Trusts in Wills
Many Wills may have a Trust written into them but there is often confusion surrounding the reasons why it was included and what it means.
It is important to remember that although the Trust in the Will is treated as coming into effect when a person dies, there may be some decisions for the named Trustees to make and it may be necessary for legal documents to be drafted to set up the Trust appropriately. This is not a job for the lay executor, it is a reserved legal activity for the regulated legal profession.
A Trust that is contained in a Will comes into effect when the Executors who have administered the estate transfer the assets (such as money or land) into the hands of Trustees. The Trustees are the legal owners of these assets but are not entitled to any benefits of the Trust, unless they are named as a beneficiary themselves. The Trustees are obliged to hold and manage the property for the benefit of a person or a group of people, who are called beneficiaries.
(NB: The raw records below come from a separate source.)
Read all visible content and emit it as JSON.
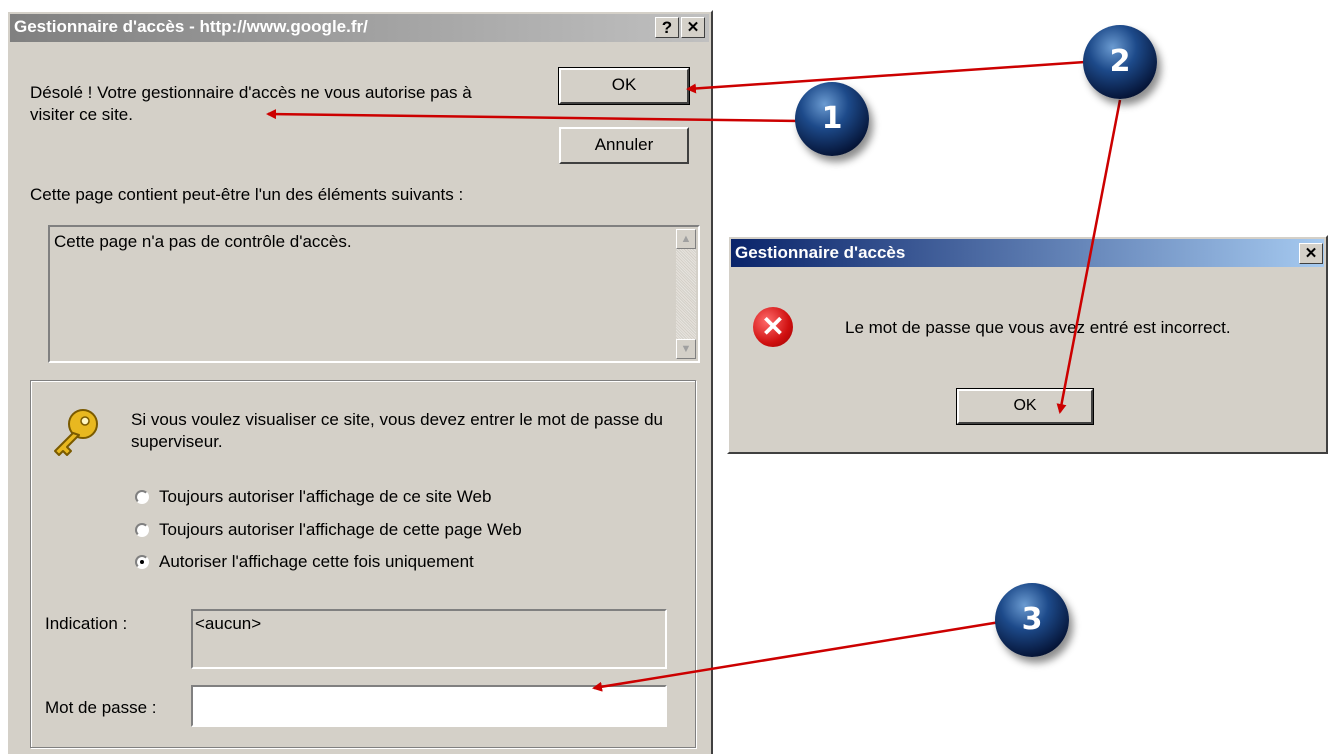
{
  "main_dialog": {
    "title": "Gestionnaire d'accès - http://www.google.fr/",
    "help_button": "?",
    "close_button": "✕",
    "message": "Désolé ! Votre gestionnaire d'accès ne vous autorise pas à visiter ce site.",
    "ok_label": "OK",
    "cancel_label": "Annuler",
    "contents_intro": "Cette page contient peut-être l'un des éléments suivants :",
    "contents_list_text": "Cette page n'a pas de contrôle d'accès.",
    "supervisor_text": "Si vous voulez visualiser ce site, vous devez entrer le mot de passe du superviseur.",
    "options": [
      {
        "label": "Toujours autoriser l'affichage de ce site Web",
        "checked": false
      },
      {
        "label": "Toujours autoriser l'affichage de cette page Web",
        "checked": false
      },
      {
        "label": "Autoriser l'affichage cette fois uniquement",
        "checked": true
      }
    ],
    "hint_label": "Indication :",
    "hint_value": "<aucun>",
    "password_label": "Mot de passe :",
    "password_value": ""
  },
  "error_dialog": {
    "title": "Gestionnaire d'accès",
    "close_button": "✕",
    "message": "Le mot de passe que vous avez entré est incorrect.",
    "ok_label": "OK",
    "icon": "error-x-icon"
  },
  "callouts": [
    "1",
    "2",
    "3"
  ],
  "colors": {
    "dialog_bg": "#d4d0c8",
    "active_title": "#0a246a",
    "inactive_title": "#808080",
    "arrow": "#cc0000"
  }
}
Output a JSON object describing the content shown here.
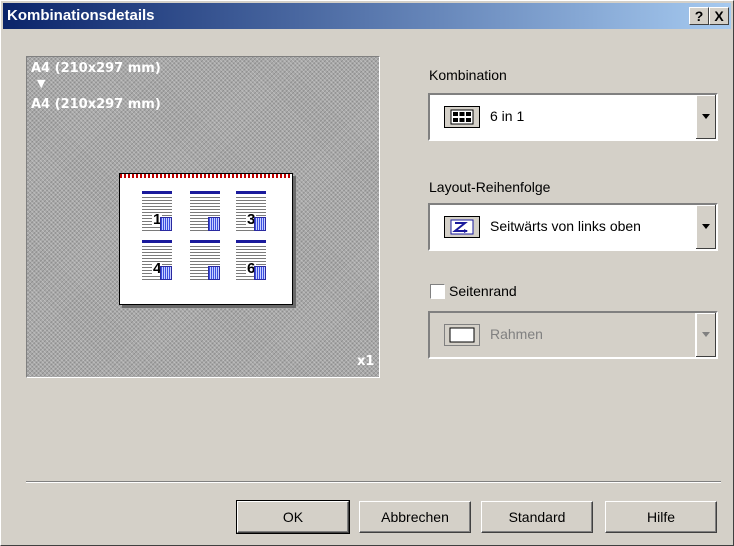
{
  "window": {
    "title": "Kombinationsdetails",
    "help_btn": "?",
    "close_btn": "X"
  },
  "preview": {
    "from_size": "A4 (210x297 mm)",
    "arrow": "▼",
    "to_size": "A4 (210x297 mm)",
    "copies": "x1",
    "pages": [
      "1",
      "",
      "3",
      "4",
      "",
      "6"
    ]
  },
  "kombination": {
    "label": "Kombination",
    "value": "6 in 1"
  },
  "layout": {
    "label": "Layout-Reihenfolge",
    "value": "Seitwärts von links oben"
  },
  "seitenrand": {
    "label": "Seitenrand",
    "checked": false,
    "value": "Rahmen"
  },
  "buttons": {
    "ok": "OK",
    "cancel": "Abbrechen",
    "standard": "Standard",
    "help": "Hilfe"
  }
}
Trustees who are named in a Will have the option to take up their role or they can choose to retire their duty as Trustee if they so wish. The power of appointing a new Trustee lies with them, in most instances. For Trusts involving land, at least two Trustees must be appointed.
There are several types of Trusts but the most commonly used include Trusts for minors, Life-interest Trusts and Discretionary Trusts.
If you are named as an Executor and Trustee in a Will, do you understand what responsibility you have? If not, I would suggest you should find out.